For unplanned visitors, establish best practices and policies:
For all of these visitors, you can also develop a basic screening questionnaire for use in asking about their travels and potential exposure to the virus. You might also consider taking non-contact temperatures at arrival and departure, and then document your findings as mentioned earlier. Additionally, you may consider requiring visitors and service providers to notify you if identified with COVID-19.

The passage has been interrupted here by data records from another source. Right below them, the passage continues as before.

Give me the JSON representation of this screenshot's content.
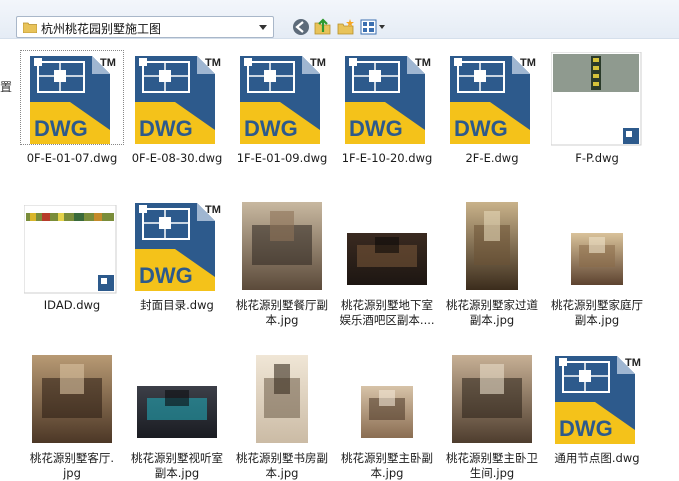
{
  "window": {
    "address": "杭州桃花园别墅施工图",
    "left_edge_char": "置"
  },
  "toolbar": {
    "back_icon": "back-arrow-icon",
    "up_icon": "up-folder-icon",
    "new_folder_icon": "new-folder-icon",
    "views_icon": "views-menu-icon"
  },
  "files": [
    {
      "name": "0F-E-01-07.dwg",
      "kind": "dwg",
      "selected": true
    },
    {
      "name": "0F-E-08-30.dwg",
      "kind": "dwg"
    },
    {
      "name": "1F-E-01-09.dwg",
      "kind": "dwg"
    },
    {
      "name": "1F-E-10-20.dwg",
      "kind": "dwg"
    },
    {
      "name": "2F-E.dwg",
      "kind": "dwg"
    },
    {
      "name": "F-P.dwg",
      "kind": "dwg-preview-tall"
    },
    {
      "name": "IDAD.dwg",
      "kind": "dwg-preview-strip"
    },
    {
      "name": "封面目录.dwg",
      "kind": "dwg"
    },
    {
      "name": "桃花源别墅餐厅副",
      "name2": "本.jpg",
      "kind": "photo"
    },
    {
      "name": "桃花源别墅地下室",
      "name2": "娱乐酒吧区副本....",
      "kind": "photo"
    },
    {
      "name": "桃花源别墅家过道",
      "name2": "副本.jpg",
      "kind": "photo"
    },
    {
      "name": "桃花源别墅家庭厅",
      "name2": "副本.jpg",
      "kind": "photo"
    },
    {
      "name": "桃花源别墅客厅.",
      "name2": "jpg",
      "kind": "photo"
    },
    {
      "name": "桃花源别墅视听室",
      "name2": "副本.jpg",
      "kind": "photo"
    },
    {
      "name": "桃花源别墅书房副",
      "name2": "本.jpg",
      "kind": "photo"
    },
    {
      "name": "桃花源别墅主卧副",
      "name2": "本.jpg",
      "kind": "photo"
    },
    {
      "name": "桃花源别墅主卧卫",
      "name2": "生间.jpg",
      "kind": "photo"
    },
    {
      "name": "通用节点图.dwg",
      "kind": "dwg"
    }
  ],
  "dwg_icon": {
    "text": "DWG",
    "tm": "TM"
  },
  "colors": {
    "dwg_blue": "#2d5a8c",
    "dwg_yellow": "#f4c21a",
    "toolbar_bg": "#e9eff7"
  }
}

It is important that your policies are well-communicated to these audiences so they’re not surprised and are more likely to comply. If changes are made, even temporary they should be included or added into the current policies and procedures. Then if they will be removed or no longer necessary you can remove them and update your policies. Remember, training and education is a must when changes are made for all to understand what is needed.
Remember, FDA has suspended routine inspections. They have also provided guidance on suspending the on-site audit requirements for supply chain preventive controls and the Foreign Supplier Verification Program if other verification activities can be implemented.
Regarding labeling, there have not been any changes to labeling regulations because of the pandemic. However, FDA and USDA did provide policies and allowances for short term exceptions to certain labeling so that food service items could be redirected into the retail markets. These allowances are set to expire at different times. FDA states that these changes are allowed during the time of the public health emergency. USDA set time periods of 60 days from March 23, so those are close to ending.
FDA is also using their enforcement discretion for an additional 6 months (through 2020) for compliance with the new nutrition regulations. Large companies had until July 1 of this year, but they have now moved it to January 1, 2021.
To a large extent, the industry regulates itself, as many of the requirements for food plants come from customers and are more demanding than regulatory itself. Especially when it comes to GFSI requirements, these come from customers, not the FDA. So what best practices will you put in place to meet these increased expectations for maintaining production for your customers?
There is no evidence that COVID-19 is transmissible by food, so food safety practices are not an issue. That being said, just because the virus is a food safety risk yet, there are several food safety programs that you may want to review and update based on this new emerging information. Perhaps not your hazard analysis in your HACCP or Food Safety Plan, rather your GMPs and Prerequisite programs like the employee health and hygiene program, crisis management program, sanitation programs, and training programs just to name a few.